Asking questions is especially important for sensitive commands such as "Delete this". The wizard must understand the user's intentions or ask what to delete. Is it an e-mail or your own Facebook profile?

Care for personality

Chat bots need a personality - a tip from Bettina from her blog article Gute UX für Chatbots. The same applies to language assistants. A detailed persona with name and behaviour must be defined. Both characteristics can also be related. Cortana from Microsoft got its name and personality from the futuristic PC game "Halo". Alexa's name, on the other hand, is historical, as it is a tribute to Alexandria's library and therefore stands for large amounts of knowledge.

One point that stands out: at present, language assistants are predominantly female. Even if this fact can be justified, it is still far from being established. The only thing that matters is that the voice is sympathetic and understandable. Another interesting consideration can be made about the behaviour of the digital assistant: should our assistant react differently when a 20-year-old orders a pizza than when an older lady has questions about a medication? In principle, these two people expect a different tone in the conversation. The first one could be funny and casual, while the old lady is addressed more calmly and precisely. In order to find a suitable behaviour, a lot of time should be given to this task.

This topic also influences the development of the professional profile of UX designers. In the future, we will design less visual elements, but rather conceive much more artificial personalities. Exciting, I think!

Our language is complex

Scrolling through the Alexa Skills is still quite sobering. There is an unbelievable amount on offer, but most of the applications do not find much favour. 4 or 5 rating stars are rare. Not really surprising - after all, the first apps for the smartphone were not a hit either. It took time for the technology to mature and the developers to become familiar with the possibilities.

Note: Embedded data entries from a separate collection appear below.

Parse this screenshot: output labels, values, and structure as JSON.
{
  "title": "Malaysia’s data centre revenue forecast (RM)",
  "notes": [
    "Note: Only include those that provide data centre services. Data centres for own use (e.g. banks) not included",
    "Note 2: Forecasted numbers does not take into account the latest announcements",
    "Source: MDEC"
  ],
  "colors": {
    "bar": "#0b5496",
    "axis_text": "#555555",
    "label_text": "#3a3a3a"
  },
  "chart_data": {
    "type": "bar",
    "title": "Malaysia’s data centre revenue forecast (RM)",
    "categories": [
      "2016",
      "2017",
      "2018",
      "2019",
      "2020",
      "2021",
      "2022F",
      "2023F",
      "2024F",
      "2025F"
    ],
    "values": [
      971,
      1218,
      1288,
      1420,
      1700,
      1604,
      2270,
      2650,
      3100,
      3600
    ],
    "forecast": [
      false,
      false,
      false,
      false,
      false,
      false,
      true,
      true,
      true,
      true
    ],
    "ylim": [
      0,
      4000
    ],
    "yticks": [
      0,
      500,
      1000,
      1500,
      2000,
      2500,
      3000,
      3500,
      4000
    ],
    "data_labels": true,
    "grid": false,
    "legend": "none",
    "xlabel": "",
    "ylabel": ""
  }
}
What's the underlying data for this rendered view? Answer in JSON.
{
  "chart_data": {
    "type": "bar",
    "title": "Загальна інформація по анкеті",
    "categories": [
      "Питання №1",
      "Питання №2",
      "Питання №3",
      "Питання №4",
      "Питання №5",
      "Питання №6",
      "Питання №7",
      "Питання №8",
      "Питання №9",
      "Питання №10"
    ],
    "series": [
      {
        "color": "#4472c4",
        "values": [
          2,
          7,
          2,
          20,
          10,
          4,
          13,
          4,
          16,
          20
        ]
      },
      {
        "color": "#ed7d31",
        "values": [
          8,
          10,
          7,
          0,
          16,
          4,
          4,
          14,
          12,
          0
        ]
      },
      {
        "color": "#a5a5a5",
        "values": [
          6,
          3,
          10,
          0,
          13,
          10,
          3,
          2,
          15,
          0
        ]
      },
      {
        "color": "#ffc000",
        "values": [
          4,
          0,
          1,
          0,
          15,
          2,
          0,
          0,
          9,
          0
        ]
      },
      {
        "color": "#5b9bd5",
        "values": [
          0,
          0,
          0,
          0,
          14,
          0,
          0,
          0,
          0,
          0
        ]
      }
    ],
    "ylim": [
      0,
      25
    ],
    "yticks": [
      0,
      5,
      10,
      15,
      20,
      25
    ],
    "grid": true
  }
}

It is quite similar with voice assistants. Here too, UX designers and developers have to approach a completely new use case. There is also another challenge: understanding human speech.

We are used to clicking on buttons or images and having texts displayed. If you look at well-rated skills, you will notice that especially skills that do not really need speech and fall into the category of smart home work:

"Alexa, start sleep sounds."
"Alexa, lower the temperature five degrees."

Even though these commands work, there's air at the top. The command is like a special syntax to remember. It's a long way from free speech. These commands can be improved for example like this:

"Alexa, please adjust the heat so that I'm no longer cold."
"Alexa, turn the heat off before the milk boils over."

We need to learn that language works differently than a website or language search.

In a skill description you will find commands like "timer to 5 minutes". But even if it seems trivial, there should always be instructions on how to turn the timer off or change it. In the best case the command is as simple as possible so that the user can just talk. The timer then gives a short confirmation and changes as desired.

Conclusion: Integration into everyday life?

How the language assistants integrate into our lives will become apparent in the coming years. Many topics are still unclear overall. How to deal with difficult questions, for example. In many cases, this is not being solved well today:

Me: "I want to quit smoking."
Siri: "Ok, here is what I found [Search results for nearby tobacco shops]".

One thing is clear here: rules such as ethical design guidelines and ethical criteria on health must be integrated even more closely.

In any case, I am looking forward to exciting projects in connection with language assistants and the opportunity to delve deeper into the subject.